Grain that is too wet is the primary cause of sluggish colonization and contamination on grain jars. Surface moisture creates pockets where bacteria thrive faster than mycelium can. If jars feel very heavy and you see water pooling at the bottom, that grain was not dried enough before sterilization. For future batches, extend your surface-drying time after boiling. Also make sure your pressure cooker reached full pressure and held it for the full duration. Under-sterilized grain is not actually sterile and will fail.

Pins not forming or fruiting stalling

The most common cause of pinning failure is insufficient environmental change between colonization and fruiting. For button mushrooms, you need a genuine temperature drop (down to 15 to 18°C) and a real reduction in CO2. Simply moving a tray from one warm spot to another warm spot will not trigger fruiting. For shiitake, if cold-shocking did not trigger pins, try a second cold soak or increase the temperature differential. High CO2 environments produce long, leggy stems and small caps rather than normal fruiting bodies. Increase fresh air exchange before assuming something else is wrong.

Low yields

Low first-flush yields often come down to inoculation rate (too little spawn), poor substrate nutrition, or humidity dropping too low during pinning. For shiitake blocks, maintaining 85 to 95% relative humidity during fruiting is critical and usually requires either a humidity tent, regular misting, or a humidity controller if you are using a grow tent. For button mushrooms, a thin or improperly prepared casing layer is one of the most frequent reasons for small flushes. After a first flush, allow the substrate to rest for 1 to 2 weeks, rehydrate if needed, and it should produce a second and sometimes third flush with diminishing returns.

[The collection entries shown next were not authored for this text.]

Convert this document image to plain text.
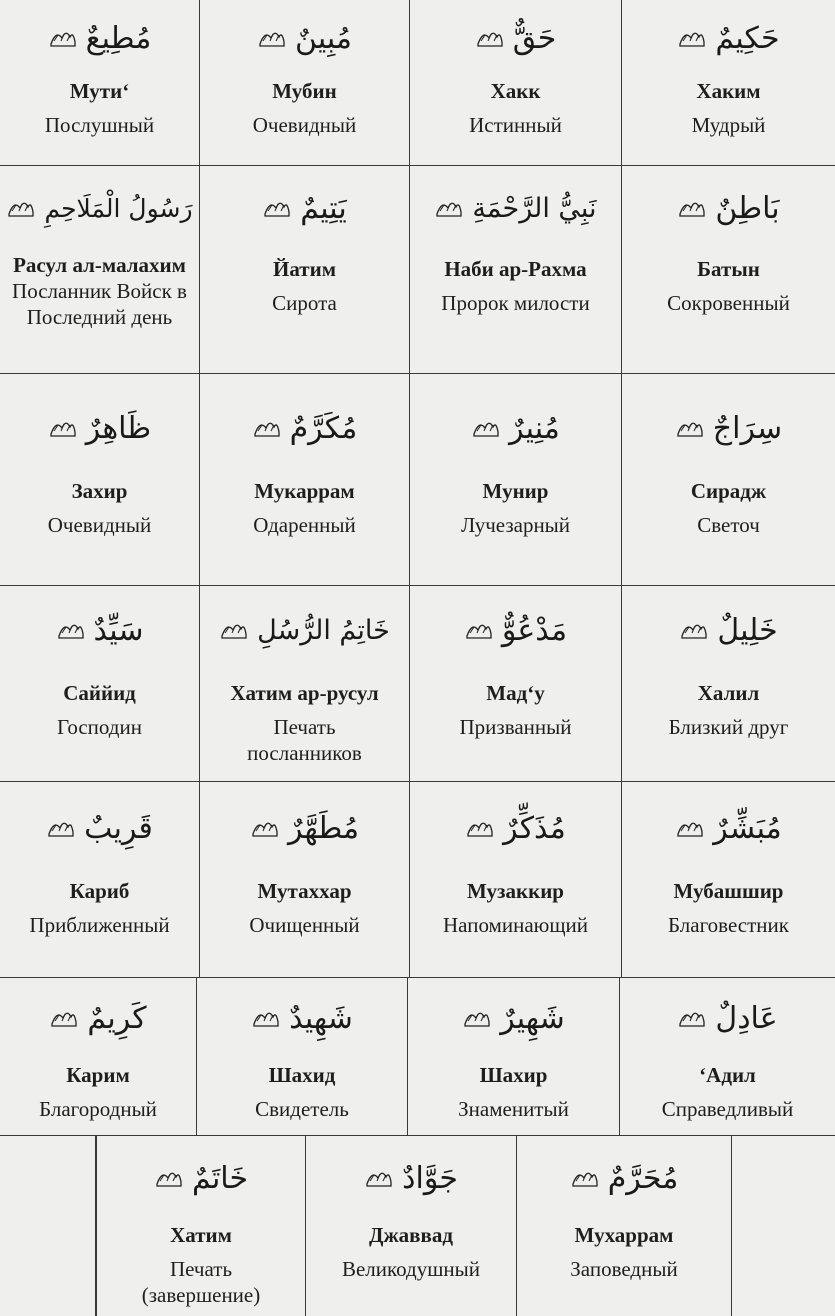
مُطِيعٌ
Мути‘
Послушный
مُبِينٌ
Мубин
Очевидный
حَقٌّ
Хакк
Истинный
حَكِيمٌ
Хаким
Мудрый
رَسُولُ الْمَلَاحِمِ
Расул ал-малахим
Посланник Войск в Последний день
يَتِيمٌ
Йатим
Сирота
نَبِيُّ الرَّحْمَةِ
Наби ар-Рахма
Пророк милости
بَاطِنٌ
Батын
Сокровенный
ظَاهِرٌ
Захир
Очевидный
مُكَرَّمٌ
Мукаррам
Одаренный
مُنِيرٌ
Мунир
Лучезарный
سِرَاجٌ
Сирадж
Светоч
سَيِّدٌ
Саййид
Господин
خَاتِمُ الرُّسُلِ
Хатим ар-русул
Печать посланников
مَدْعُوٌّ
Мад‘у
Призванный
خَلِيلٌ
Халил
Близкий друг
قَرِيبٌ
Кариб
Приближенный
مُطَهَّرٌ
Мутаххар
Очищенный
مُذَكِّرٌ
Музаккир
Напоминающий
مُبَشِّرٌ
Мубашшир
Благовестник
كَرِيمٌ
Карим
Благородный
شَهِيدٌ
Шахид
Свидетель
شَهِيرٌ
Шахир
Знаменитый
عَادِلٌ
‘Адил
Справедливый
خَاتَمٌ
Хатим
Печать (завершение)
جَوَّادٌ
Джаввад
Великодушный
مُحَرَّمٌ
Мухаррам
Заповедный
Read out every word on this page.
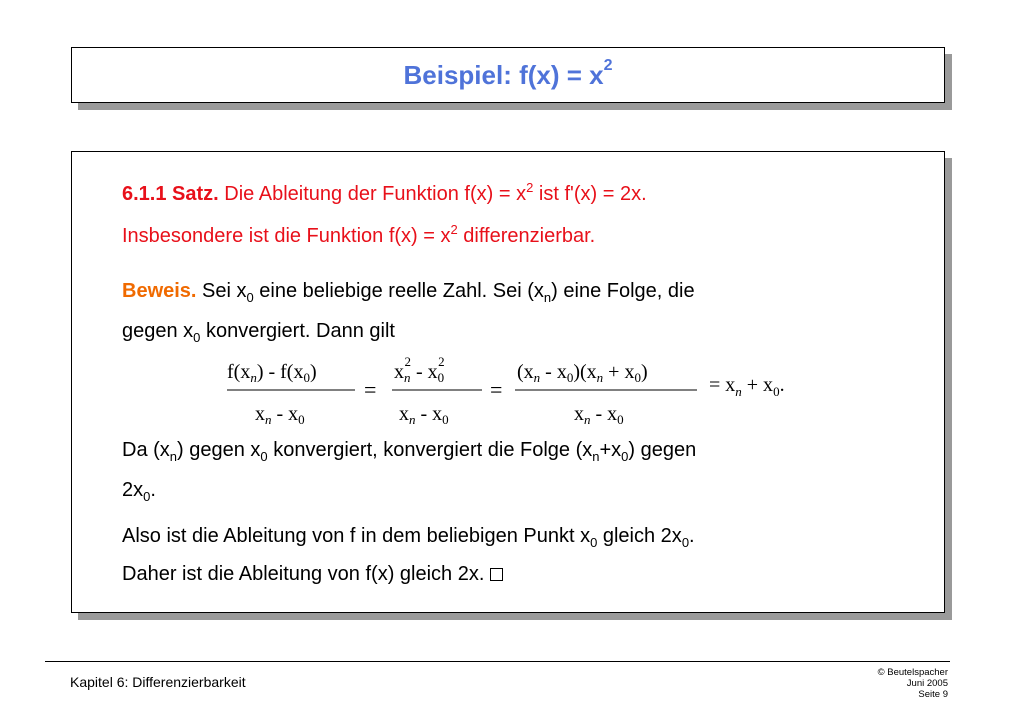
Beispiel: $f(x) = x^2$
6.1.1 Satz. Die Ableitung der Funktion $f(x) = x^2$ ist f'(x) = 2x.
Insbesondere ist die Funktion $f(x) = x^2$ differenzierbar.
Beweis. Sei $x_0$ eine beliebige reelle Zahl. Sei $(x_n)$ eine Folge, die
gegen $x_0$ konvergiert. Dann gilt
$f(x_n) - f(x_0)$
$x_n - x_0$
=
$x_n2 - x_02$
$x_n - x_0$
=
$(x_n - x_0)(x_n + x_0)$
$x_n - x_0$
= $x_n + x_0$.
Da $(x_n)$ gegen $x_0$ konvergiert, konvergiert die Folge $(x_n+x_0)$ gegen
$2x_0$.
Also ist die Ableitung von f in dem beliebigen Punkt $x_0$ gleich $2x_0$.
Daher ist die Ableitung von f(x) gleich 2x.
Kapitel 6: Differenzierbarkeit
© Beutelspacher
Juni 2005
Seite 9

Your next steps after the first grow

If your first attempt produced mushrooms, even a small amount, that is a genuine success. The learning curve is real but it flattens quickly. From here, consider expanding your agar work to maintain a living culture library in the fridge (wedges of colonized agar in sealed petri dishes stay viable for months), experimenting with liquid culture to speed up grain inoculation, and trying additional species. From here, consider expanding your agar work to maintain a living culture library in the fridge (wedges of colonized agar in sealed petri dishes stay viable for months), experimenting with liquid culture to speed up grain inoculation, and trying additional species how to grow ostrich fern from spores. If you have been working with shiitake from spore prints, growing mushrooms from spore prints deserves a deeper dive since print-to-culture technique has its own nuances. This article shows the print-to-culture steps and how to avoid contamination so you can reliably grow mushrooms from spore prints <a data-article-id="591502C5-5D0A-4099-8316-9B3A139F4A07">growing mushrooms from spore prints</a>. And if you went straight to grain from a spore syringe this first time, moving to an agar-first workflow on your next grow will make a noticeable difference in contamination rates and culture quality. If you want to improve your results when using a spore syringe, learn the steps for how to grow mushroom spores from syringe before you start inoculating. If you want to push into a different (and more challenging) species, the same spore-to-agar thinking carries over to how to grow staghorns from spores.